Fifth Choice Is To Give Yourself In Service To Others

This is a quick one, but very important.  There are always a lot of people you can feel sorry for instead of yourself.  There are always people who need you to help them.  It is time to stop feeling sorry for yourself, stop centering on yourself and move beyond yourself to help others.  Self pity and selfishness do not make a happy attitude.  One way to build a happy attitude is to do something for someone else.  This really works if  you try it and it will make you feel goov.

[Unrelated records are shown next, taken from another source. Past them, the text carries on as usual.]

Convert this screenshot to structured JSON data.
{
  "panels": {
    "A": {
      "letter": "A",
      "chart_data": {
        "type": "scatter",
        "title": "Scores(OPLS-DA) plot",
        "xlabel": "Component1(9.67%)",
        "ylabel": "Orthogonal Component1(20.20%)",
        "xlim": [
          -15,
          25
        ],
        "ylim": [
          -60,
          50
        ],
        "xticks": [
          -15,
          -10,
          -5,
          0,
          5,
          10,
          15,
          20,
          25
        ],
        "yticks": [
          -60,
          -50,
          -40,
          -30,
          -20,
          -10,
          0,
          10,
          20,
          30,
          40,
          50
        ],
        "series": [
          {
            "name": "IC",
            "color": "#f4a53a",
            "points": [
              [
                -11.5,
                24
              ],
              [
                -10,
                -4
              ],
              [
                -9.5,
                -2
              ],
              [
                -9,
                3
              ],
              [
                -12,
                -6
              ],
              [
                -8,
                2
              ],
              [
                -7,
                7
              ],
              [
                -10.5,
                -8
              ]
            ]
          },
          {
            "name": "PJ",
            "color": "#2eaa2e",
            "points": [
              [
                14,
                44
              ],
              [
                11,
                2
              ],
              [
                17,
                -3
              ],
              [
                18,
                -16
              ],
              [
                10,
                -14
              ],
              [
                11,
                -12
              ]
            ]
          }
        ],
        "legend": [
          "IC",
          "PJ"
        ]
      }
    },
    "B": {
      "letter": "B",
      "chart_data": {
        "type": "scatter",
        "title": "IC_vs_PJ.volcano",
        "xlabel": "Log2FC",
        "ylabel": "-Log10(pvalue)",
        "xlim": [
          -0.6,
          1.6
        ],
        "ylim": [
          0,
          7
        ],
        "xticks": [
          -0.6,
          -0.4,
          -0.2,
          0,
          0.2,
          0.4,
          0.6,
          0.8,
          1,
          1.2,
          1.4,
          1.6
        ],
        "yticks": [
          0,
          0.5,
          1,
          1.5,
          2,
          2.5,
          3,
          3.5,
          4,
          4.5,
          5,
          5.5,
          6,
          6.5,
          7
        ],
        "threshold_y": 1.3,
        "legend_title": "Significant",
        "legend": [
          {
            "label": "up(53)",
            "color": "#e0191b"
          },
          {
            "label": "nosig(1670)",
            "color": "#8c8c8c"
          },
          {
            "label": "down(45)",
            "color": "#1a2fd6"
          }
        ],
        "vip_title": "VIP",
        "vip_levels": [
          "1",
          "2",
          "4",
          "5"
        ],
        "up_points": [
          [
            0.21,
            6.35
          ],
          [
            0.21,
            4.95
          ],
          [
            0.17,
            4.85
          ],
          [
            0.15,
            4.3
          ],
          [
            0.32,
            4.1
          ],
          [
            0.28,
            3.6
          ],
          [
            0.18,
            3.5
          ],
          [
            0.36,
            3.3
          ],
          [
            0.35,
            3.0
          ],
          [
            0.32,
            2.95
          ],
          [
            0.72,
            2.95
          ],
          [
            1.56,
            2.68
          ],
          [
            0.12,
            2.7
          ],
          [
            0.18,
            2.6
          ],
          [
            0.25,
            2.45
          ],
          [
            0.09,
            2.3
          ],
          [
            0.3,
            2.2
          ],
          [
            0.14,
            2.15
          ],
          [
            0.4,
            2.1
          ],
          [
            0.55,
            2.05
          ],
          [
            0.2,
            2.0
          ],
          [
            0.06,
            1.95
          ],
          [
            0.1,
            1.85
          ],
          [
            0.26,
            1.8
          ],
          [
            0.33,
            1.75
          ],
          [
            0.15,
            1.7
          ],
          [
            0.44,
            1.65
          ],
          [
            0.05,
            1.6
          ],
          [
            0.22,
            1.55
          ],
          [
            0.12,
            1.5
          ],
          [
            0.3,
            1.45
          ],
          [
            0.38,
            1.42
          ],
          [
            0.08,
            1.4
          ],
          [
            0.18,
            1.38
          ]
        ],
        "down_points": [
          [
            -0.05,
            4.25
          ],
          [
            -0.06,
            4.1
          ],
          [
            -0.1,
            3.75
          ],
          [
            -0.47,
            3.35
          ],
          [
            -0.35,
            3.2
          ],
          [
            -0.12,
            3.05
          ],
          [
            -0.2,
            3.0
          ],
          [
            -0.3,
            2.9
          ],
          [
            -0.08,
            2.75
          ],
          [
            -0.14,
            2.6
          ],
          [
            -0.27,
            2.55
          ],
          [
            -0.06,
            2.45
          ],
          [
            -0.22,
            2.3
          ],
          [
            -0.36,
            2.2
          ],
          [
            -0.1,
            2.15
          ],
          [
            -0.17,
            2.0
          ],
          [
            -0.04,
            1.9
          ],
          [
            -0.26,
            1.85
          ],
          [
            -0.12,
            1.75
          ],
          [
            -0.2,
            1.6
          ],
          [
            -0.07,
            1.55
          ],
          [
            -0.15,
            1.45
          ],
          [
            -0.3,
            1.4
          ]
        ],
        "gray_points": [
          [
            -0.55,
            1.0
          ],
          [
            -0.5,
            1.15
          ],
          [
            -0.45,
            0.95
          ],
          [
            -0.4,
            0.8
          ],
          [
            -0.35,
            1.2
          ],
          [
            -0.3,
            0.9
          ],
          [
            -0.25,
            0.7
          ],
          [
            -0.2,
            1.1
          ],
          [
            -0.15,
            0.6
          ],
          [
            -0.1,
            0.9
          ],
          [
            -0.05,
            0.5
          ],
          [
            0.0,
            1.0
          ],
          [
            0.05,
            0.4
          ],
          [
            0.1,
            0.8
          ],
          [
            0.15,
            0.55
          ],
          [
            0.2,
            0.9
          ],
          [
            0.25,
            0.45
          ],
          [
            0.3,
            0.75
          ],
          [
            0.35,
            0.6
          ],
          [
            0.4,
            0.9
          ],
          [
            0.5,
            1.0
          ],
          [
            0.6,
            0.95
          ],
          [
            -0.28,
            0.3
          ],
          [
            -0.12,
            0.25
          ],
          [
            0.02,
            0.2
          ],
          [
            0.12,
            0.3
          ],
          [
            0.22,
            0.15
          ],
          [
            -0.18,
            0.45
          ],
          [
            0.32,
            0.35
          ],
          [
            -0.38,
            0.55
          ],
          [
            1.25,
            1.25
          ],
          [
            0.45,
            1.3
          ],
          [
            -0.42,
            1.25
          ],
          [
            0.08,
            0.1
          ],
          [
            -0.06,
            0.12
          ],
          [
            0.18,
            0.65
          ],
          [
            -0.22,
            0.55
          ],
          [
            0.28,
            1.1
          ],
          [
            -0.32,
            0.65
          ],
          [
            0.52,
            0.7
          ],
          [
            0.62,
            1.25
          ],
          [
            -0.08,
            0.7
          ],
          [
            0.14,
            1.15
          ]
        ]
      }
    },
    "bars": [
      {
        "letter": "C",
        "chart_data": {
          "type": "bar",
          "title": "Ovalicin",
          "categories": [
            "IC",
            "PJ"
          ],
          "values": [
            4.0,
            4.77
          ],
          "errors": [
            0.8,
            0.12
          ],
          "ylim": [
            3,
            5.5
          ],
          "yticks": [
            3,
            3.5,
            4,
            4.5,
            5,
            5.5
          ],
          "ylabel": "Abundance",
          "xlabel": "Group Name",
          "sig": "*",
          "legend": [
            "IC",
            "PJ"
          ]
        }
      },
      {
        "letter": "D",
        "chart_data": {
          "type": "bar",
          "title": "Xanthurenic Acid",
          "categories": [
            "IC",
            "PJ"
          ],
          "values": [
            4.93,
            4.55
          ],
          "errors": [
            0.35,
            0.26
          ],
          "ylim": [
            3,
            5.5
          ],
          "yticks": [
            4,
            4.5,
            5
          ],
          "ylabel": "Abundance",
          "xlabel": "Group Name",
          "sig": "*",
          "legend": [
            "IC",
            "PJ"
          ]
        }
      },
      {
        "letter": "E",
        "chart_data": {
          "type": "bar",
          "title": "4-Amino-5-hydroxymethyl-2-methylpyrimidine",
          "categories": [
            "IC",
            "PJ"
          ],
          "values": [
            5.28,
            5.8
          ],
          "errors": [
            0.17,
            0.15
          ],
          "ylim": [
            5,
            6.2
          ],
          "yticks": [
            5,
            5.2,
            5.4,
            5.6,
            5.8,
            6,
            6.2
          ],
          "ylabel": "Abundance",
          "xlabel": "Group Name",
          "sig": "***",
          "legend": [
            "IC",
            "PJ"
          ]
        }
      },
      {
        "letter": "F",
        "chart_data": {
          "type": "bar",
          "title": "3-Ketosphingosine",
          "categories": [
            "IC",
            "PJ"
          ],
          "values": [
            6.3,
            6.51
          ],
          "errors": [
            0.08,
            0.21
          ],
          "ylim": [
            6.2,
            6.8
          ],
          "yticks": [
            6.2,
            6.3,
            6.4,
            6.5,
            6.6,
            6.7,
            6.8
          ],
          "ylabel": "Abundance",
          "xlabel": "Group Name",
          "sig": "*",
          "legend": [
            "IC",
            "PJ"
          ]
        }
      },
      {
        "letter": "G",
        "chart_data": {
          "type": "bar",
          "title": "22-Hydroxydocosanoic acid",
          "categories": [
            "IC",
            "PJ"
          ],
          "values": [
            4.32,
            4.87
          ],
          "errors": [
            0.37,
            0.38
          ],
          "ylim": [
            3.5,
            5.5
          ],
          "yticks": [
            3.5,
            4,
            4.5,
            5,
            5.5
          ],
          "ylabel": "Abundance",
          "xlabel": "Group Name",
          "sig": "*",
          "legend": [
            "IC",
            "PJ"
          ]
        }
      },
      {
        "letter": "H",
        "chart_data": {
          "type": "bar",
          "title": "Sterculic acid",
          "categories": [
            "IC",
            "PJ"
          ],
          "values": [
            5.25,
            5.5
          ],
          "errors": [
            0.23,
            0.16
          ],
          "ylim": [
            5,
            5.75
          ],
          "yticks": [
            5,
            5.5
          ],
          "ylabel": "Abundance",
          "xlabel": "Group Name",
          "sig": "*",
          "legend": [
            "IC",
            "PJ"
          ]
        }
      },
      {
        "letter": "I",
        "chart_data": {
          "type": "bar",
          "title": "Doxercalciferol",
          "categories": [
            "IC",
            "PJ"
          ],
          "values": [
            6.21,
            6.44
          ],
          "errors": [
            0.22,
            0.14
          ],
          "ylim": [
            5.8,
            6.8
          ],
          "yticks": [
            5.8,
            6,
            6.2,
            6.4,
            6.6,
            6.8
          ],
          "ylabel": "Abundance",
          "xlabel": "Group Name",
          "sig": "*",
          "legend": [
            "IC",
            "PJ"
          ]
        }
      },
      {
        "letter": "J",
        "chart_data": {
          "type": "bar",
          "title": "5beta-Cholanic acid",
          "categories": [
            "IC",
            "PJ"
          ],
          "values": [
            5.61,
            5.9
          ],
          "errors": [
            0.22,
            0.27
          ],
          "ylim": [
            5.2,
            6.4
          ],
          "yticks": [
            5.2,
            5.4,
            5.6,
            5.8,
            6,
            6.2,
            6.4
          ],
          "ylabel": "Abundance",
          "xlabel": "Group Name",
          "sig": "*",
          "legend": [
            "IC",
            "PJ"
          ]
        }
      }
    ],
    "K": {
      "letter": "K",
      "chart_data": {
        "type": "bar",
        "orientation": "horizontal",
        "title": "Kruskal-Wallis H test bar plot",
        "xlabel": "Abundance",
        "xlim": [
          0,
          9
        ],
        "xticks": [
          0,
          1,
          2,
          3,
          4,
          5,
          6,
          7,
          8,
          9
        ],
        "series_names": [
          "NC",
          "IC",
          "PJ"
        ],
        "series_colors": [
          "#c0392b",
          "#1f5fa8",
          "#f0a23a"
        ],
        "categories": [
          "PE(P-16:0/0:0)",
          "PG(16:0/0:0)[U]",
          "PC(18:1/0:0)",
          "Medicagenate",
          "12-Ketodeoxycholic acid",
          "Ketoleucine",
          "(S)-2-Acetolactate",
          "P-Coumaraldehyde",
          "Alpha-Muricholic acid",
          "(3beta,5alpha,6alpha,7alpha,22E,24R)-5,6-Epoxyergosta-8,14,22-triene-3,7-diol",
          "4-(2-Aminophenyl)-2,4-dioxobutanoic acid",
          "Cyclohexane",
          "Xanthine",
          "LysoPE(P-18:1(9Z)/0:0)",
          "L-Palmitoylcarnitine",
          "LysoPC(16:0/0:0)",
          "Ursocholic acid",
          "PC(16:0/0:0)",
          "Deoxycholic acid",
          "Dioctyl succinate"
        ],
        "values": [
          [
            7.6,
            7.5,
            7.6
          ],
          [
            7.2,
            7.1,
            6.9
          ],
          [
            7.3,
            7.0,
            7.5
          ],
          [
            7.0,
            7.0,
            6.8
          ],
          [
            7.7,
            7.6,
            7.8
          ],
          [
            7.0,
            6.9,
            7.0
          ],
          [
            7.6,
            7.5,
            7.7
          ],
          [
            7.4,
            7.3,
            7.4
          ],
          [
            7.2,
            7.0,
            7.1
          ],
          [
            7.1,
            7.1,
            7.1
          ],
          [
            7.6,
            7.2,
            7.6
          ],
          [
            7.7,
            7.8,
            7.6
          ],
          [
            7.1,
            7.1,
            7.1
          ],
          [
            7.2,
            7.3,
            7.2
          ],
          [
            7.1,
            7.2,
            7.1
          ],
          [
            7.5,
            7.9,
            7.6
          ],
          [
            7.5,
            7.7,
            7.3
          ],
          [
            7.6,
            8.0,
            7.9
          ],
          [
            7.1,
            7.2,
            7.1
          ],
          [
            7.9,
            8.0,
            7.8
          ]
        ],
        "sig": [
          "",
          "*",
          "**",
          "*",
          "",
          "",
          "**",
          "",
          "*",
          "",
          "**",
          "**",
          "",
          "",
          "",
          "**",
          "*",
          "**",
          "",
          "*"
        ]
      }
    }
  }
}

Sixth Choice Is To Know The One Person Who Can Make You Happy

Earlier I said that no one could make you happy.  Now there is an exception to that statement.  In fact, apart from this person, no one can really find true and lasting happiness at all.  That person is Jesus Christ, God the Son.  And it is when we make this choice (to know Him) that we will find that happiness is much more than a choice, but that it is also a by-product of the Christian life.  A big cat saw a little at chasing it’s tail and asked, “Why are you chasing your tail so?”  Said the kitten, “I have learned that the best thing for a cat is happiness and that happiness is in my tail; Therefore I am chasing it and when I catch it I will have happiness.”  Said the old cat, “My son, I too have paid attention to the problems of the universe; I, too have judged that happiness in in my tail, but whenever I chase after it, it keeps running away from me, and whenever I go about my business, it seems to come after me wherever I go.” 

Many people chase after happiness in many ways, but never find it.  Why?  Because they haven’t focused on the one who can make you happy.  Jesus Christ.  If you know Jesus and make your primary business serving Christ, then happiness will come to you as a by product.  But it’s another choice isn’t it.  You can choose to know Him, accept Him, live for Him, serve Him, or you can turn and continue to run after the world to try and make you happy.  But you know what……………….you’ll never find it.  Not until you surrender your life to Jesus Christ.  Doesn’t mean your life will be perfect, but you’ll have the kind of happiness you need because you made the right choice.